Whether you’re a true crime buff or merely curious about a landmark case in criminal history, this promises to be entertaining and enlightening viewing. All these decades later, the Great Train Robbery still looms just as large.
Catacombs Of Palermo
Saturday 6th February at 9pm on National Geographic (CH 266)
Where is the world’s biggest collection of mummies? Egypt, perhaps? The answer, as we discover in this show, is Italy, and we go deep underground to inspect the mysterious, macabre catacombs which they call home.
With all these TV channels at our disposal, and every evening bringing batches of documentaries from across the globe, it’s easy to feel all knowledged-out. Hopping from programmes about space travel to deep ocean fish to Nazi flying saucers, you’d be forgiven for just flopping back, your brain bulging with Too Much Information. But then a programme like this comes along to make even the most jaded documentary junkie sit up straight and pay attention. Because who knew – WHO KNEW? – that Italy was home to so many eerily preserved mummies?

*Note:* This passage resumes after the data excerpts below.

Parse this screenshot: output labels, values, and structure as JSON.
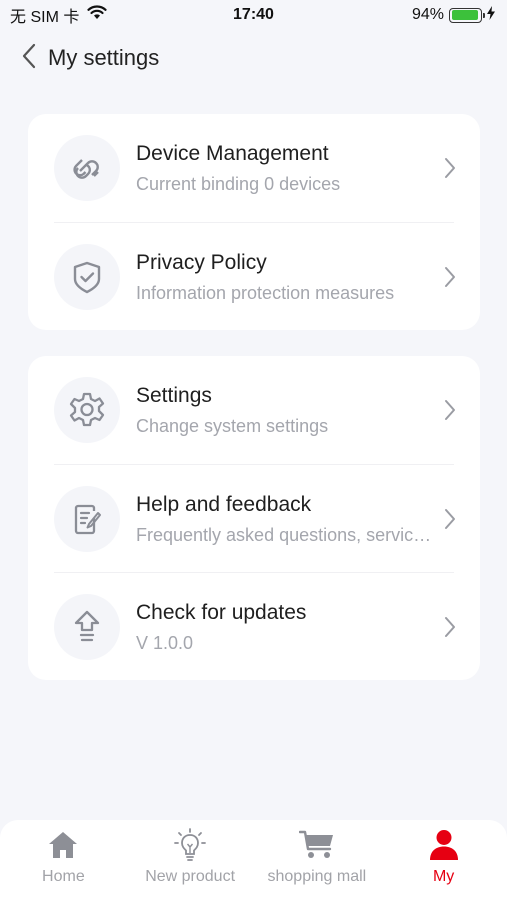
{
  "status_bar": {
    "carrier": "无 SIM 卡",
    "time": "17:40",
    "battery_percent": "94%",
    "battery_level": 0.94
  },
  "header": {
    "title": "My settings",
    "back_icon": "chevron-left-icon"
  },
  "groups": [
    {
      "items": [
        {
          "title": "Device Management",
          "subtitle": "Current binding 0 devices",
          "icon": "link-icon"
        },
        {
          "title": "Privacy Policy",
          "subtitle": "Information protection measures",
          "icon": "shield-check-icon"
        }
      ]
    },
    {
      "items": [
        {
          "title": "Settings",
          "subtitle": "Change system settings",
          "icon": "gear-icon"
        },
        {
          "title": "Help and feedback",
          "subtitle": "Frequently asked questions, service feedback",
          "icon": "edit-document-icon"
        },
        {
          "title": "Check for updates",
          "subtitle": "V 1.0.0",
          "icon": "upload-arrow-icon"
        }
      ]
    }
  ],
  "tab_bar": {
    "tabs": [
      {
        "label": "Home",
        "icon": "home-icon",
        "active": false
      },
      {
        "label": "New product",
        "icon": "lightbulb-icon",
        "active": false
      },
      {
        "label": "shopping mall",
        "icon": "cart-icon",
        "active": false
      },
      {
        "label": "My",
        "icon": "person-icon",
        "active": true
      }
    ]
  },
  "colors": {
    "accent": "#e60012",
    "background": "#f5f6fa",
    "inactive_tab": "#a2a3a8",
    "battery": "#3cc13b"
  }
}
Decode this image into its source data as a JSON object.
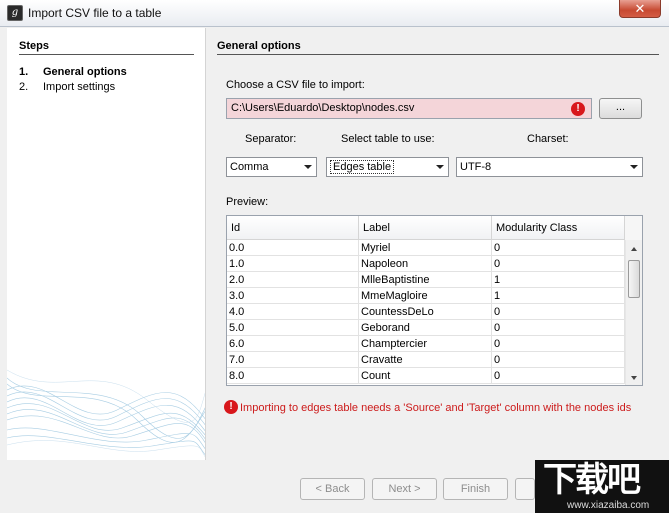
{
  "window": {
    "title": "Import CSV file to a table",
    "close_glyph": "✕"
  },
  "steps": {
    "title": "Steps",
    "items": [
      {
        "num": "1.",
        "label": "General options",
        "active": true
      },
      {
        "num": "2.",
        "label": "Import settings",
        "active": false
      }
    ]
  },
  "main": {
    "title": "General options",
    "file_label": "Choose a CSV file to import:",
    "file_value": "C:\\Users\\Eduardo\\Desktop\\nodes.csv",
    "browse_label": "...",
    "separator_label": "Separator:",
    "table_label": "Select table to use:",
    "charset_label": "Charset:",
    "separator_value": "Comma",
    "table_value": "Edges table",
    "charset_value": "UTF-8",
    "preview_label": "Preview:",
    "columns": [
      "Id",
      "Label",
      "Modularity Class"
    ],
    "rows": [
      [
        "0.0",
        "Myriel",
        "0"
      ],
      [
        "1.0",
        "Napoleon",
        "0"
      ],
      [
        "2.0",
        "MlleBaptistine",
        "1"
      ],
      [
        "3.0",
        "MmeMagloire",
        "1"
      ],
      [
        "4.0",
        "CountessDeLo",
        "0"
      ],
      [
        "5.0",
        "Geborand",
        "0"
      ],
      [
        "6.0",
        "Champtercier",
        "0"
      ],
      [
        "7.0",
        "Cravatte",
        "0"
      ],
      [
        "8.0",
        "Count",
        "0"
      ]
    ],
    "warning": "Importing to edges table needs a 'Source' and 'Target' column with the nodes ids"
  },
  "buttons": {
    "back": "< Back",
    "next": "Next >",
    "finish": "Finish"
  },
  "watermark": {
    "big": "下载吧",
    "small": "www.xiazaiba.com"
  },
  "colors": {
    "error": "#d8171c",
    "input_error_bg": "#f4d5d9"
  }
}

Well, a lot of people do know, of course. That’s why the Catacombs Of Palermo are such a popular tourist attraction. This documentary reveals the strange and unlikely history of the catacombs, and how being preserved for posterity became a status symbol for the Italian poshos of a bygone era. The most surreal specimen, and a focus of this film, is Rosalia Lombardo, a little girl whose body is so well mummified that it’s bizarre to think she’s been dead for almost a century. The grisly details of her preservation, involving transfusions of alcohol and trace elements, make for particularly interesting – if odd – television.
What's the verdict?
Queasily gripping, in a “Why do I need to know this, and why can’t I stop watching?”, this is a genuinely eye-opening look at how mummification lasted well into the modern era. We’ll certainly never think of Italy in quite the same way again.
The Ibiza Weekender
Sunday 7th February at 9pm on ITV2 (CH 115)
Is the dreary winter weather making you hanker for sunnier climes, and crazed adventures abroad? Of course it is. Which is why you’ll definitely be wanting to watch The Ibiza Weekender. Just remember to switch your brain off first.

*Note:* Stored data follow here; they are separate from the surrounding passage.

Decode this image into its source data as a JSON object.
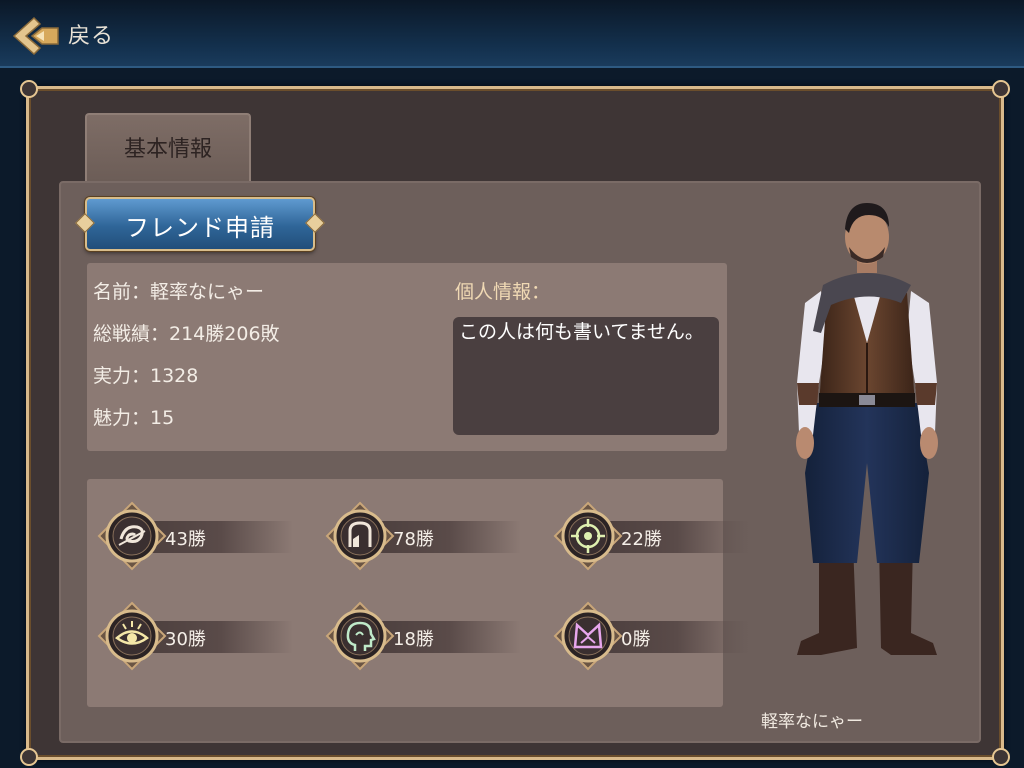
{
  "header": {
    "back_label": "戻る"
  },
  "tabs": [
    {
      "label": "基本情報",
      "selected": true
    }
  ],
  "friend_request_label": "フレンド申請",
  "profile": {
    "name_line": "名前：軽率なにゃー",
    "record_line": "総戦績：214勝206敗",
    "power_line": "実力：1328",
    "charm_line": "魅力：15",
    "personal_label": "個人情報：",
    "bio": "この人は何も書いてません。"
  },
  "stats": [
    {
      "icon": "swirl-rune-icon",
      "wins": "43勝"
    },
    {
      "icon": "hand-rune-icon",
      "wins": "78勝"
    },
    {
      "icon": "crosshair-rune-icon",
      "wins": "22勝"
    },
    {
      "icon": "eye-rune-icon",
      "wins": "30勝"
    },
    {
      "icon": "head-rune-icon",
      "wins": "18勝"
    },
    {
      "icon": "crown-rune-icon",
      "wins": "0勝"
    }
  ],
  "character": {
    "name": "軽率なにゃー"
  },
  "colors": {
    "frame_gold": "#d9b98a",
    "button_blue": "#2f6598",
    "panel": "#6d5f5b"
  }
}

Holiday reps. True ambassadors for Britain abroad, aren’t they? So genteel. So refined. So lashed out of their heads on booze that every night culminates in a kind of debauchery-circus that would make Caligula blush. OK, we’re painting a bit of a caricature here, but that’s perfectly appropriate when discussing a show called Ibiza Weekender. After all, it’s not like the reps on this series WON’T be ridiculous cartoon characters of riotous excess. That’s the whole point of this show existing: so we can gape and gawp at what they get up to.

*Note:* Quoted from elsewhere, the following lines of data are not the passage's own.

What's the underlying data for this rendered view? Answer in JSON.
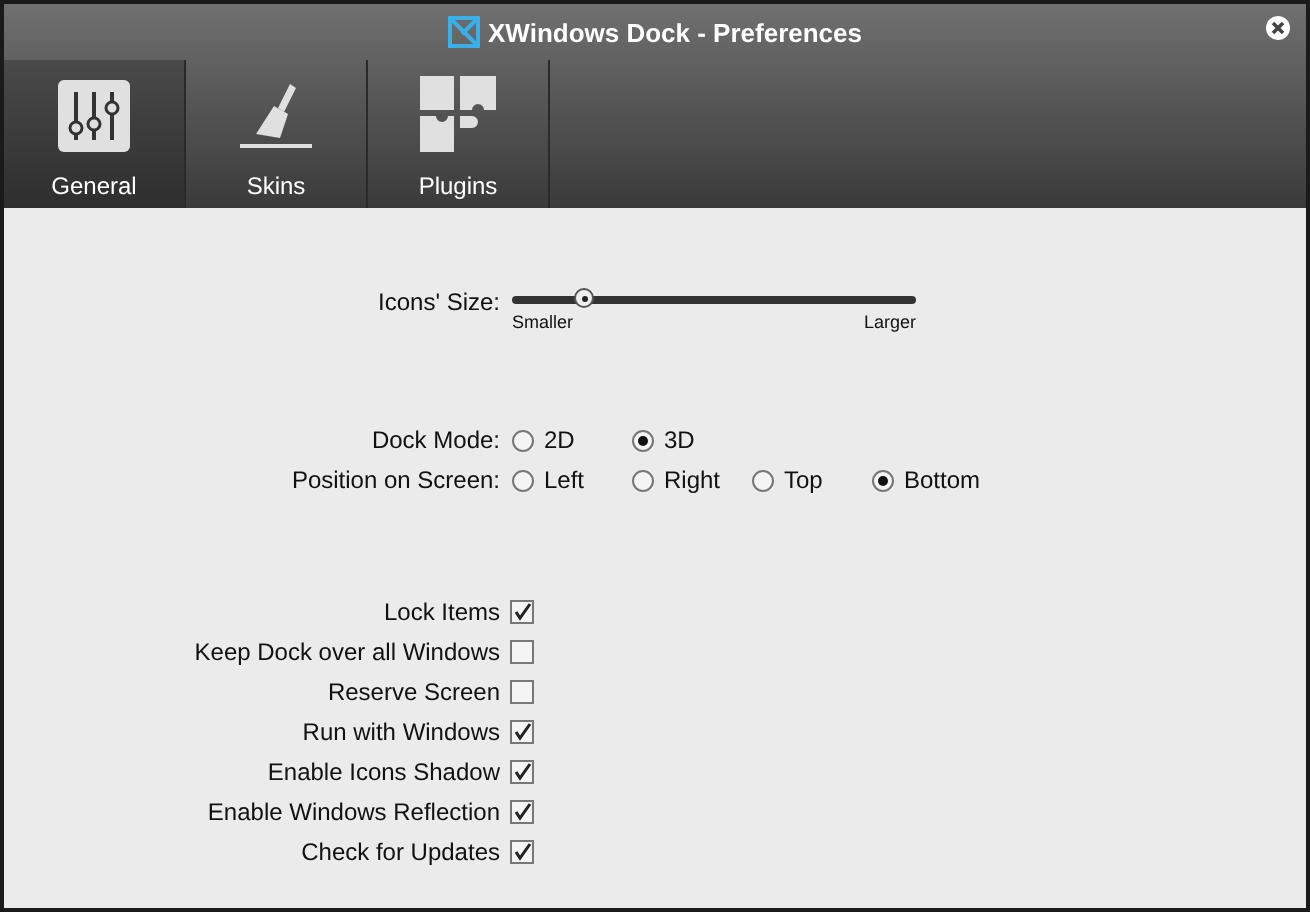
{
  "window": {
    "title": "XWindows Dock - Preferences"
  },
  "tabs": [
    {
      "label": "General",
      "kind": "sliders",
      "selected": true
    },
    {
      "label": "Skins",
      "kind": "brush",
      "selected": false
    },
    {
      "label": "Plugins",
      "kind": "puzzle",
      "selected": false
    }
  ],
  "icons_size": {
    "label": "Icons' Size:",
    "level": 0.18,
    "min_label": "Smaller",
    "max_label": "Larger"
  },
  "radio_groups": [
    {
      "label": "Dock Mode:",
      "options": [
        {
          "label": "2D",
          "selected": false
        },
        {
          "label": "3D",
          "selected": true
        }
      ]
    },
    {
      "label": "Position on Screen:",
      "options": [
        {
          "label": "Left",
          "selected": false
        },
        {
          "label": "Right",
          "selected": false
        },
        {
          "label": "Top",
          "selected": false
        },
        {
          "label": "Bottom",
          "selected": true
        }
      ]
    }
  ],
  "options": [
    {
      "label": "Lock Items",
      "checked": true
    },
    {
      "label": "Keep Dock over all Windows",
      "checked": false
    },
    {
      "label": "Reserve Screen",
      "checked": false
    },
    {
      "label": "Run with Windows",
      "checked": true
    },
    {
      "label": "Enable Icons Shadow",
      "checked": true
    },
    {
      "label": "Enable Windows Reflection",
      "checked": true
    },
    {
      "label": "Check for Updates",
      "checked": true
    }
  ]
}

Basically, it’s a programme about people with names like Jordan and Deano getting stuck into all kinds of shenanigans at a resort hotel. Thanks to all the cameras that have been fixed everywhere, we won’t miss any of the juicy action – expect drunken snogs, drunken arguments, drunken dancing, and a lot of things that would fall under the umbrella term “hi-jinks”. Plus, pecs. Quite a lot of pecs.
What's the verdict?
Trashy entertainment of the highest order, this will be as frothy as a freshly popped bottle of Lambrini, with roughly the same after-effects of headache and regret. Get stuck in.